Figure 7.. (A) Concentration-response curve from etoposide treatment in A549 cells. (B) Bar graph showing the cell viability determined by MTT assay in A549 cells at different concentrations of R. junceus venom (½IC₅₀, IC₅₀, 2xIC₅₀) combined with etoposide (IC₅₀). Untreated cells represent 100% cell viability. The culture medium was used as the negative control. *p < 0.05 respect to etoposide as a single treatment. The experiments were performed three times with five technical replicates. (C) Normalized isobologram of in vitro drug-to-drug interaction between R. junceus venom (RjSV) and etoposide (Eto) in A549 cancer cell line based on CompuSyn analysis from MTT data. (D) Representative cell cycle histogram and bar graph summary representing the percentage of cells in G0/G1, S, and G2/M after 48-h treatment. Bars represent an average of six measurements. (E) Representative scatter plot of PI (y-axis) and Annexin-V (x-axis) as measurements of apoptotic cell death and bar graph of the percentage of total apoptosis determined by flow cytometry (n = 6). *p < 0.05 compared to the control (the culture media in absence of scorpion venom) from the ANOVA test.

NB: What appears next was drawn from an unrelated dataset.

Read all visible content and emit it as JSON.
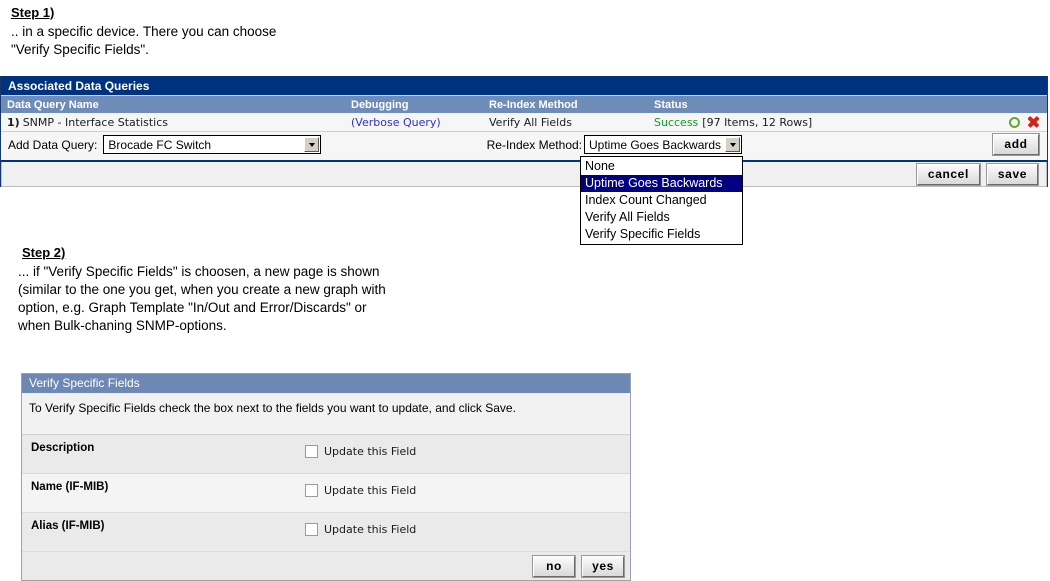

Figure 8.. Relative protein expression of target proteins in A549 cells following R. junceus scorpion venom (IC₅₀), etoposide (Eto, IC₅₀), and combined treatment. (A) Western blot of apoptosis-related proteins Bax and Bcl-2. (B) Western blot of apoptosis-related protein caspase 3. (C) Bar graph from Bax. (D) Bar graph from Bcl-2. (E) Bar graph from Bax/Bcl-2 ratio. (F) Bar graph from cleaved caspase 3/total caspase 3 ratio. Each bar represents mean ± SE (n = 3). *p < 0.05 compared to control (the culture media in absence of scorpion venom) from Kruskal-Wallis non-parametric test. Bax and Bcl-2 signals were individually normalized to (-tubulin.

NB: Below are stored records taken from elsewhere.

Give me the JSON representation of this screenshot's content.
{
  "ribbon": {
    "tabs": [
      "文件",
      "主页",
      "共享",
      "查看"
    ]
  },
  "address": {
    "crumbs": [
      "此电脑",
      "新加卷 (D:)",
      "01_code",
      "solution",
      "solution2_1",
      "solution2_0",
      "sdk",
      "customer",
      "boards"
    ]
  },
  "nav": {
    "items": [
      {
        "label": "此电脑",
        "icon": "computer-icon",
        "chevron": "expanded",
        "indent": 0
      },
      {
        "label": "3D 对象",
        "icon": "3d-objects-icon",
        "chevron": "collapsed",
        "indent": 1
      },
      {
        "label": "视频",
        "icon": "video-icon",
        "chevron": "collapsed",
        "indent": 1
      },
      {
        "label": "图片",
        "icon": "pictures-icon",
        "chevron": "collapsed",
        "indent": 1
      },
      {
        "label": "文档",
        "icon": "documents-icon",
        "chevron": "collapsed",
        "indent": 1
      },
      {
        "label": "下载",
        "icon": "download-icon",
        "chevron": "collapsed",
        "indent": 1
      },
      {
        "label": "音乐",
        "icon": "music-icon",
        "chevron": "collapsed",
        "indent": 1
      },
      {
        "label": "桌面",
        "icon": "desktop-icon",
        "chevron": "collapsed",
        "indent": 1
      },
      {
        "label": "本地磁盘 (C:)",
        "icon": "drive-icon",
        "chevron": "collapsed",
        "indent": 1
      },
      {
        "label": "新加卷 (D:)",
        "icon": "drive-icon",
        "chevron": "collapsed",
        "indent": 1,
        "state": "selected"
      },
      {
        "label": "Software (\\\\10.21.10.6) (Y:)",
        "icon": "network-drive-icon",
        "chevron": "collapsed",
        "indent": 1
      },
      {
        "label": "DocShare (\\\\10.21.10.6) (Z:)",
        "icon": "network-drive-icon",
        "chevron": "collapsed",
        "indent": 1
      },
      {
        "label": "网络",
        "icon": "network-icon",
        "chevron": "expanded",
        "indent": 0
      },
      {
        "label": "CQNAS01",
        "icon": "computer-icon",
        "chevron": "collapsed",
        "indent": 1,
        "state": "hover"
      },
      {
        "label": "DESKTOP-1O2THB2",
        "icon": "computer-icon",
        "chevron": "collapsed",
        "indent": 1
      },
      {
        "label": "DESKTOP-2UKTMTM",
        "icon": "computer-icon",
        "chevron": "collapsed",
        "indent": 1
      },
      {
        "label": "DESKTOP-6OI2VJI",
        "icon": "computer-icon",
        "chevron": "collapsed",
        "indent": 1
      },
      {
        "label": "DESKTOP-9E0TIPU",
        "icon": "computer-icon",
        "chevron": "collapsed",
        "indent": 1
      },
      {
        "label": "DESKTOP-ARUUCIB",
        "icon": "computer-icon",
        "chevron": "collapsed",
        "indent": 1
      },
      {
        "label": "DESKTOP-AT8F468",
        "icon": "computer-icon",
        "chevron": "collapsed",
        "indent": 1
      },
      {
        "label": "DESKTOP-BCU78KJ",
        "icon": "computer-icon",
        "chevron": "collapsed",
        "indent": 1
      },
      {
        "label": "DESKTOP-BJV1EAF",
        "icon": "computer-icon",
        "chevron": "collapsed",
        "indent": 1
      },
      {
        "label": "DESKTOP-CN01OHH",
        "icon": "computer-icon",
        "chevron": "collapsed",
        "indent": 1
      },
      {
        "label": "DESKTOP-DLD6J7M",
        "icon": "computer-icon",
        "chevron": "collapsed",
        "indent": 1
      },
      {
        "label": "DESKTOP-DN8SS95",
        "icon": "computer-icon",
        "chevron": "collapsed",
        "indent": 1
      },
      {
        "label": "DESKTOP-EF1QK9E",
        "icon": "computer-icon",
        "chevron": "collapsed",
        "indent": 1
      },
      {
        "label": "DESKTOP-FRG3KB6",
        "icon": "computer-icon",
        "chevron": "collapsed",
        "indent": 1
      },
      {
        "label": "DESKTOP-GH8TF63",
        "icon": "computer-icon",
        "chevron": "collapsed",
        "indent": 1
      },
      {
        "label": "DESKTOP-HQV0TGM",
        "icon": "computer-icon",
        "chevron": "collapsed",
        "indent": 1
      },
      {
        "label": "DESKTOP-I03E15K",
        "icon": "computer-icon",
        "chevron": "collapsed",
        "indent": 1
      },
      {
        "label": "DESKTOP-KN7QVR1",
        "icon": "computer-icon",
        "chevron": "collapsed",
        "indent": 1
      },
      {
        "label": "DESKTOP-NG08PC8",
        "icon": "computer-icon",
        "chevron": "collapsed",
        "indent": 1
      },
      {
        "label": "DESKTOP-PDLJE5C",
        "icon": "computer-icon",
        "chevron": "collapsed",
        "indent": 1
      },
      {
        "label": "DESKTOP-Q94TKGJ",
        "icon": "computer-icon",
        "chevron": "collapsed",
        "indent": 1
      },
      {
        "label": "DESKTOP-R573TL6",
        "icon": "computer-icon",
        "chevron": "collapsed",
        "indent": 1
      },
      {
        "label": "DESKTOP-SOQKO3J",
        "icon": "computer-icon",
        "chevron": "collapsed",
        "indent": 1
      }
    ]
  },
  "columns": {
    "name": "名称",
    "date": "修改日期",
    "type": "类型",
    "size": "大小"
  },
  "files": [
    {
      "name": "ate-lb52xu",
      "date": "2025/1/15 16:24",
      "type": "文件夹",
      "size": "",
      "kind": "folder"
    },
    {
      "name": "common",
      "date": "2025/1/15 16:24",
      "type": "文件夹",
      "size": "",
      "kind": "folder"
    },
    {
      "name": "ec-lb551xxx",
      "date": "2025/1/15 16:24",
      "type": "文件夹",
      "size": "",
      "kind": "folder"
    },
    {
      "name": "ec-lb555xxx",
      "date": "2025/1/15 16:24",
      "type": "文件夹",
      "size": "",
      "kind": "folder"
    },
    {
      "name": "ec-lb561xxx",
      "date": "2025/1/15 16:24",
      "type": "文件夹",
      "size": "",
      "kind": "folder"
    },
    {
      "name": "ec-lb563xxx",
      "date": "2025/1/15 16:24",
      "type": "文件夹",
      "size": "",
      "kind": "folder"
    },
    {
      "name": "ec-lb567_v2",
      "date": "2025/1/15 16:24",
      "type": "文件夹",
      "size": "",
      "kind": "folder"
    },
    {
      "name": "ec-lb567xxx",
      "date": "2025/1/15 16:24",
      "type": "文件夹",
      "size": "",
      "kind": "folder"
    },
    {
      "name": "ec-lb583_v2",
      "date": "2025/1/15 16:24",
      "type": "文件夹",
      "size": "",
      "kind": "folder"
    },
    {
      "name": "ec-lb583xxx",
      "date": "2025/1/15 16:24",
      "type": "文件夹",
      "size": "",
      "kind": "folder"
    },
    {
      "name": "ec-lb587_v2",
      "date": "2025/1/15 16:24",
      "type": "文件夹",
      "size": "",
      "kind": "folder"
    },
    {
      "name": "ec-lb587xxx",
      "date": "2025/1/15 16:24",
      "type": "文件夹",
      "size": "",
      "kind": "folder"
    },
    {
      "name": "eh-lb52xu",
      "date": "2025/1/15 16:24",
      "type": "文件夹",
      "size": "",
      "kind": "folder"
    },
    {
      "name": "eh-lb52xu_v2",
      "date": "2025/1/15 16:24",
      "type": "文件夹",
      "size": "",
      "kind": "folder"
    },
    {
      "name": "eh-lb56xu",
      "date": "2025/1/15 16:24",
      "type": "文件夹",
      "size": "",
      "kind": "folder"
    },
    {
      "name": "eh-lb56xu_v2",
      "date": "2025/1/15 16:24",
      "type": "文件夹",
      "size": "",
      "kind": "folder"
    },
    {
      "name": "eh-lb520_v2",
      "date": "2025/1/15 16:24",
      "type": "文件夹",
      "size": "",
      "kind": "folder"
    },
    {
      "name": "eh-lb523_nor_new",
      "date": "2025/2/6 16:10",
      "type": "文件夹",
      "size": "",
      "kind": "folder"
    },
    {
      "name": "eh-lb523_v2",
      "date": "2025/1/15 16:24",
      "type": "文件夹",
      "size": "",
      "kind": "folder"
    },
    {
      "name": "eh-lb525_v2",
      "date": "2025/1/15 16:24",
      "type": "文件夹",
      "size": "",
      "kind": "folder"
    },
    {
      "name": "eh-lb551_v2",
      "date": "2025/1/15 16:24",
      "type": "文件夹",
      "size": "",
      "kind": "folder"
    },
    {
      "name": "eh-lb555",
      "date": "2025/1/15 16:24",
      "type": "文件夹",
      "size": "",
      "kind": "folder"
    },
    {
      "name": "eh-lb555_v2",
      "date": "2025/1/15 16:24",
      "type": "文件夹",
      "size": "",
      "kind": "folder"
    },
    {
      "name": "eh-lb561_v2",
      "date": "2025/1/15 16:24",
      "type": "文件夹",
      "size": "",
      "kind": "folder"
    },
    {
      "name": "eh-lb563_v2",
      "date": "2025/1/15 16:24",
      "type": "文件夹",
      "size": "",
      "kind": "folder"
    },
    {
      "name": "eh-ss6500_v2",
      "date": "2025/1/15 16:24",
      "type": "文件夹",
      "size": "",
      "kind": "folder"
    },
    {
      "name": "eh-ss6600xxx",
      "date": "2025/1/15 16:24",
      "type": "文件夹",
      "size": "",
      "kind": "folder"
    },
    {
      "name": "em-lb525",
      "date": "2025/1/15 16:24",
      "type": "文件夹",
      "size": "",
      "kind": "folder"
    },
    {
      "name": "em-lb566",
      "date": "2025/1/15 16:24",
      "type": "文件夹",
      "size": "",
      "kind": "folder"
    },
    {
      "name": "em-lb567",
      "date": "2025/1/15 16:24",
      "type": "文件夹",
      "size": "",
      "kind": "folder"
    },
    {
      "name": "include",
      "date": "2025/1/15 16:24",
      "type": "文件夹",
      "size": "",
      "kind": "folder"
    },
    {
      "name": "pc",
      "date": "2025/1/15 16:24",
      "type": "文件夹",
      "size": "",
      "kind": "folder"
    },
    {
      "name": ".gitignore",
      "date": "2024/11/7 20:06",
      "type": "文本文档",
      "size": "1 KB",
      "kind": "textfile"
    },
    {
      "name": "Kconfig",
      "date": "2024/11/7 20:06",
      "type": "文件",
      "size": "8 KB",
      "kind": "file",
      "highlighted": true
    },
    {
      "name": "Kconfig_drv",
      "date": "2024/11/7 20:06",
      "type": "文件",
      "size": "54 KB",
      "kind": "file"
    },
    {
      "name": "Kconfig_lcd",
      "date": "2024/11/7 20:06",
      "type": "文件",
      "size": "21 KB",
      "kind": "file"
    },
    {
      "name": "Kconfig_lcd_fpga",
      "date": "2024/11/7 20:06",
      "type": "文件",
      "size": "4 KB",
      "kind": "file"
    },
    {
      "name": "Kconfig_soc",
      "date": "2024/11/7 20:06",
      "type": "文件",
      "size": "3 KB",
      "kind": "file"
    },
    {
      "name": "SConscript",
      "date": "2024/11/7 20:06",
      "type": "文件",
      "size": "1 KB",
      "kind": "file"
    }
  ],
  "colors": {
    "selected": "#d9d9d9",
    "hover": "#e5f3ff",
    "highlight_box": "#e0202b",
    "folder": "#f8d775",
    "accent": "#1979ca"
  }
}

Figure 9.. Reverse phase-HPLC chromatogram and MTT assay of Rhopalurus junceus scorpion venom fractions. (A) Reverse phase-HPLC chromatogram of R. junceus venom. Venom was injected into the C18-reverse phase column and run in HPLC. The run conditions were as follows: phase A - 0.1% TFA in HPLC grade water; phase B - 0.1% TFA in acetonitrile. Scorpion venom was eluted at 1 mL/min flow rate using a linear gradient of 0-45% of solvent B for 45 min. Fractions indicated with an arrow were collected individually from each run. (B) Evaluation of selected fractions at a unique concentration of 500 µg/mL, against MRC-5 and A549 cells. Cells were seeded in 96-well plates, treated for 72 h, and analyzed by MTT assay. (C) Dose-response curves of cells seeded in 96-well plates, treated for 72 h with increasing concentrations (15.1, 31.25, 62.5, 125, 250, 500, 1000 µg/mL) of fractions F4 and F5 and determined by MTT assay. IC₅₀ values were obtained from dose-response curves fitted to the Hill equation. The culture medium was used as the negative control. Results were expressed as the percentage of control. *p < 0.05 compared to non-cancerous cells from Kruskal-Wallis non-parametric test. The experiments were performed three times with three technical replicates. Data values were expressed as mean ± SE.